The fourth-generation New Mini promises to be the most radical redesign since BMW relaunched the brand in 2000.
Undisguised photos of the next-generation Mini three-door hatch have been doing the rounds overnight, first on Chinese social media and now on platforms we’re more familiar with.
They appear to show the new car completely undisguised next to some camouflaged prototypes at a parking lot in China somewhere.
We think these pictures are legit because many of the styling details marry up with the camouflaged prototype Mini unveiled in early November, although that car had BMW-style wing mirrors, while these cars have Mini’s preferred flagpole units.

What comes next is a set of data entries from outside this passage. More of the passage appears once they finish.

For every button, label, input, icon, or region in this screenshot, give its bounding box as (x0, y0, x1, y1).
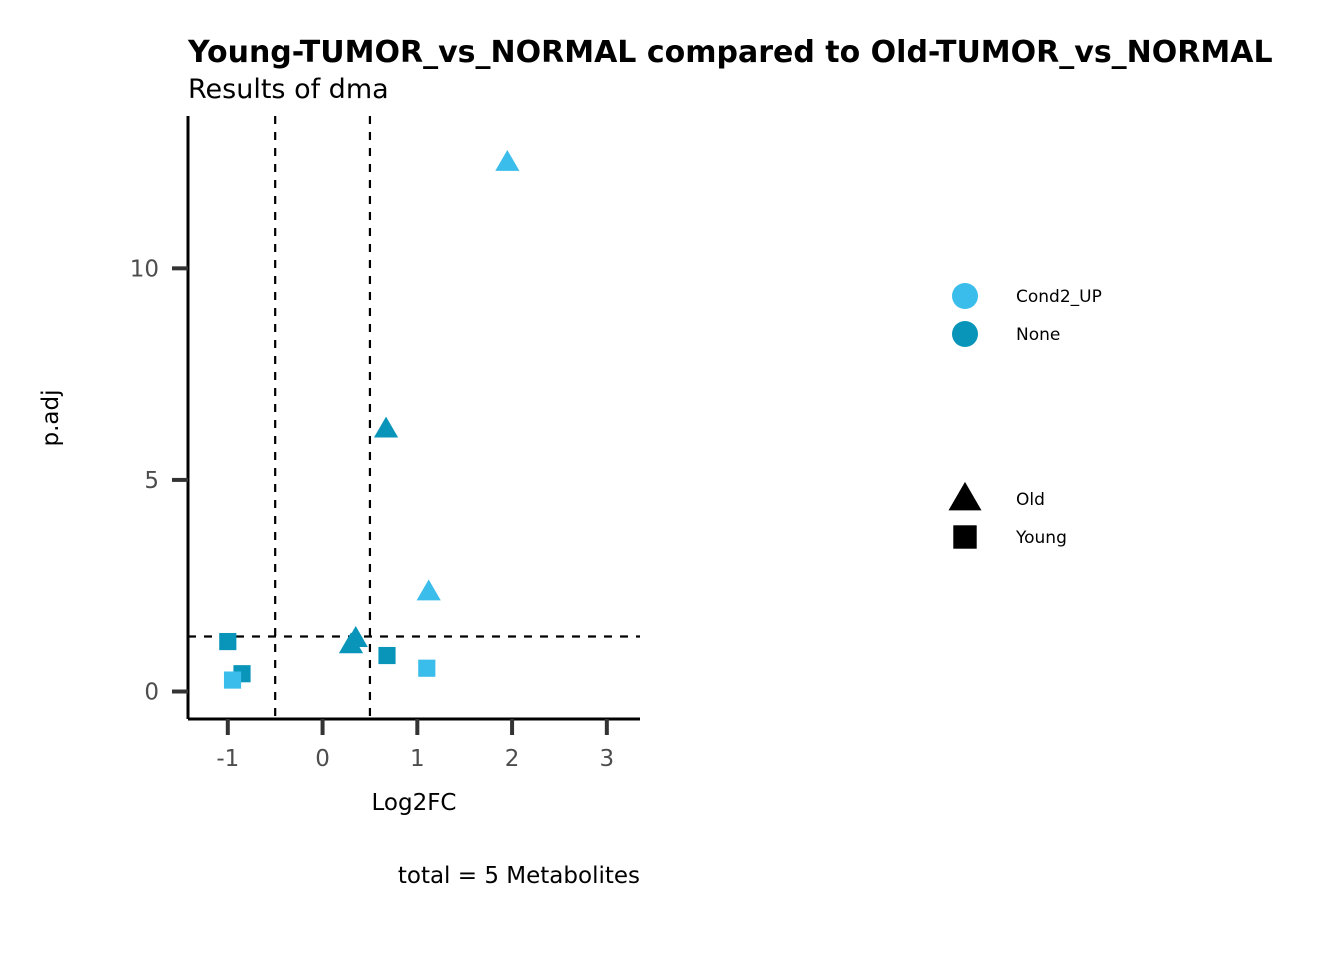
data-point (495, 150, 520, 171)
threshold-lines (188, 116, 640, 719)
data-point (373, 416, 399, 438)
y-tick-label: 5 (144, 468, 159, 494)
legend-shape-label: Old (1016, 490, 1045, 510)
chart-subtitle: Results of dma (188, 74, 389, 105)
y-tick-label: 10 (130, 256, 159, 282)
x-tick-label: 3 (600, 746, 615, 772)
x-tick-label: 2 (505, 746, 520, 772)
data-points (219, 150, 520, 689)
legend-color-key (952, 283, 978, 309)
legend-color-label: Cond2_UP (1016, 287, 1102, 307)
x-tick-label: 1 (410, 746, 425, 772)
data-point (418, 659, 436, 677)
data-point (416, 579, 441, 601)
legend-color-label: None (1016, 325, 1060, 345)
legend-shape-key (948, 481, 982, 511)
data-point (219, 632, 237, 651)
data-point (338, 632, 364, 654)
y-axis-title: p.adj (38, 390, 64, 447)
x-axis-title: Log2FC (371, 790, 456, 816)
legend-shape-key (953, 525, 977, 549)
legend: Cond2_UP None Old Young (948, 283, 1102, 549)
legend-color-key (952, 321, 978, 347)
data-point (223, 671, 242, 689)
legend-shape-label: Young (1015, 528, 1067, 548)
data-point (378, 646, 396, 665)
axes: -1 0 1 2 3 0 5 10 (130, 116, 640, 772)
x-tick-label: -1 (216, 746, 239, 772)
chart-title: Young-TUMOR_vs_NORMAL compared to Old-TU… (187, 35, 1273, 70)
chart-caption: total = 5 Metabolites (398, 863, 640, 889)
y-tick-label: 0 (144, 679, 159, 705)
x-tick-label: 0 (315, 746, 330, 772)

Up front the new Mini features the brand’s signature round headlights. Unlike the first three generations of the New Mini, the bonnet doesn’t have a clamshell design and no longer fully encapsulates the headlight units.
There’s a new take on the familiar grille. This Cooper S features a black frame, but the majority of the “grille” is body colour with small visible gaps for engine cooling.
The new car’s profile follows the previous three generations with blacked out pillars giving the Mini a floating roof look, while the overhangs seem to be shorter than at present.
Innovations include a steeper rake for the front windscreen, and the use of lift-up door handles for the first time.
The most radical change has taken place at the rear, where the Mini’s signature rectangular tail-light cluster has been replaced by a new triangular design. Despite the change in shape, it looks as though the Mini will still be available with a Union Jack lighting signature.
A black strip across the tailgate serves to link up the lighting units, and also carries the model designation.
Stepping inside there’s a strikingly minimalist dashboard with, at least on this prototype, a fabric cover and a leatherette strap on the passenger’s side.
Keeping with today’s fashion the steering wheel has just two spokes. Ahead of the driver the instrumentation pod has been replaced by a head-up display.
In the centre of the dashboard is a large free-standing circular slab for the infotainment system with edge-to-edge glass. Underneath there’s a small elliptical pod with a line of physical knobs and switches.
Beneath the skin, petrol versions of the fourth-generation Mini are expected to ride on BMW’s FAAR front- and all-wheel drive architecture, which is an evolution of the UKL platform used by today’s model.
This likely means a selection of turbocharged three- and four-cylinder engines will be available at launch.
Electric models are being jointly developed by BMW and Great Wall Motors, and will be built in China for sale around the world. It’s unclear if the electric version of the classic Mini three-door will ride on the FAAR platform, or something different.
Last month Mini confirmed the new three-door hatch will launch in time for the 2023 model year. It will be followed by a convertible, a larger Countryman crossover, and a smaller crossover to bridge the size gap.